(Par BEATRICE RIAND)
Petit salopiot, tu nous as déshabillés, avec lenteur, en toute conscience, sans concupiscence (certaines le regretteront) mais avec une jubilation que même les super- structures nerveuses de ton cerveau ne pouvaient nous dissimuler.
Tu as aimé cela, petit saligaud … les spectateurs en ont oublié qu’ils avaient payé un billet, ils voulaient s’assoir à ta petite table, boire un verre avec toi et continuer de s’abreuver à ta verve. Encore et encore. Ils ont aimé, et moi avec, et le temps a volé, nous a volés. On ne l’a pas vu passer, ce con.
Tu es une canaille parce que tu as fouillé dans nos entrailles … sale temps qui nous fuit, sale corps qui s’affaisse, sale vie qui amoche. Fini les rêves déments, le corps qui chante, la tête qui explose, bonjour la vie, ses emmerdes, ses embrouilles. Plus possible de l’ignorer, cette machine qui nous porte. Non, faut faire avec. Ruser. S’économiser. Faut être prudent. Moyen.
Mais tu nous as fait rire, avec ces combats perdus d’avance … et les mots s’enchaînent, se suivent, et toujours nous ressemblent. Nous assemblent.
J’ai cherché la faille, en bonne emmerdeuse. Une phrase cerne d’emblée le personnage : « Je bande mou ». Forcément, ça interpelle … et tu te dis, attention, c’est du lourd qui s’annonce. Du 5 tonnes. Mais non. Je cherche ailleurs alors. Je cherche la faute.
Décor minimaliste … mais ça fonctionne. Des cahiers sur la table, un ou deux regards furtifs … on s’en fiche, regarde tant que tu veux, tant que tu continues. Peu de lumières … oui, mais bien dosées, et puis l’essentiel est ailleurs.
Tu es là, tu parles et on te suit. On te croît. Le thème oblige à l’immersion : on vieillit tous, on recule tous. On connaît tous des défaites.
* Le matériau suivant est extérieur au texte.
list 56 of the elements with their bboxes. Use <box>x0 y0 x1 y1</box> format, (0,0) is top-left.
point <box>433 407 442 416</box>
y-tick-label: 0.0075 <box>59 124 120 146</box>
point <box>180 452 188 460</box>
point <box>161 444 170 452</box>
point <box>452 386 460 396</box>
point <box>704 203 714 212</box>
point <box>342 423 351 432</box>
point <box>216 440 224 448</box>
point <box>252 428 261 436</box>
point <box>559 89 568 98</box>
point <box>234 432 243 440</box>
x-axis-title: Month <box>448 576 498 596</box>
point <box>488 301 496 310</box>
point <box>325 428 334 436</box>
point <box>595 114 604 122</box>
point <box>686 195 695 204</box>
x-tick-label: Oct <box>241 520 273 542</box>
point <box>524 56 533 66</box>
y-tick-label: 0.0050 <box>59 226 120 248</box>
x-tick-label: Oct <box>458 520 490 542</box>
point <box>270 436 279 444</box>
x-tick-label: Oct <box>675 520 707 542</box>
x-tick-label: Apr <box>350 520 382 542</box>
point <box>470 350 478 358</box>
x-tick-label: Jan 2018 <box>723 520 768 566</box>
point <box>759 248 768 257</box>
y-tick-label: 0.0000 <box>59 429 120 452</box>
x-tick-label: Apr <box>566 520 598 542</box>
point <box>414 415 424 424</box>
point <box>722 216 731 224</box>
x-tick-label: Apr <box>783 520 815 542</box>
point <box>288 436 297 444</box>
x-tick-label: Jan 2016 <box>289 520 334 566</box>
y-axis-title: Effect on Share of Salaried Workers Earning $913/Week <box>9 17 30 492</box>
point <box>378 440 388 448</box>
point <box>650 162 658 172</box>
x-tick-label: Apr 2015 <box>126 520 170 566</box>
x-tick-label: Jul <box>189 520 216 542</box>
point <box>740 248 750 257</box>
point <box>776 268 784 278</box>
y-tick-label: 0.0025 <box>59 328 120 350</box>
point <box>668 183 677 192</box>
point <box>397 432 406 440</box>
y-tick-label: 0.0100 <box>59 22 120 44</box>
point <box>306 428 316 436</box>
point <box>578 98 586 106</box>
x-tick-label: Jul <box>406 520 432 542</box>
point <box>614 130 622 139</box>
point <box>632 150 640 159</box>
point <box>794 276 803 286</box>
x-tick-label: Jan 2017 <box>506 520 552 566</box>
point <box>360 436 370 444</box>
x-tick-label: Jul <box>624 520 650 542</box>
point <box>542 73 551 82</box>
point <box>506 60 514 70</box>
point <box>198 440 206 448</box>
Et on adore connaître celle des autres, histoire de se situer … Il y a des pauses, tu oses les silences : un grand art que le silence … il y a des qualités de silence. Comme un souffle qui espère, comme une parenthèse qui ouvre sur le peut-être.
Et puis, que te dire d’autre, Recrosio. Tu as tout juste, tout bon : les inflexions de la voix, les mimiques faciales, la tension dans le corps, les mimes.
Merde, ça fait du bien de t’entendre … mais les gens le savent-ils ? Quatre, cinq représentations à Sion, ce n’est pas assez. Et puis, les écoles, les écoles … il faut que les jeunes t’écoutent, te voient, t’entendent. Il y a plein de Dylan qui ne le savent pas. Plein de Max qui s’ignorent.
Tu vois, je n’ai pas pu rester au « bord de scène », cette invitation que tu lances à celles et ceux qui souhaitent échanger avec toi après le spectacle. Une prochaîne fois. Deux enfants à la maison. Une bobonne. Et puis la pression.
Ecrire sur ce que j’ai vu dans la foulée … sans notes. Sans appui. J’aurais pu planquer une feuille et te voler tes phrases, histoire que tu fasses le travail à ma place. J’aurais pu ainsi disserter sur la portée philosophique de certaines saillies (tu as lu Spinoza, avoue-le). Mais bon, à quoi bon raisonner : inutile, tout est bon dans ce cochon !
Et puis un mec qui termine son spectacle en nous souhaitant à tous un bon orgasme mérite mieux qu’un prêchi-prêcha verbeux et indigeste.
Bravo, Recrosio.
Et courez-y, vous autres … allez-y. Il vous régalera.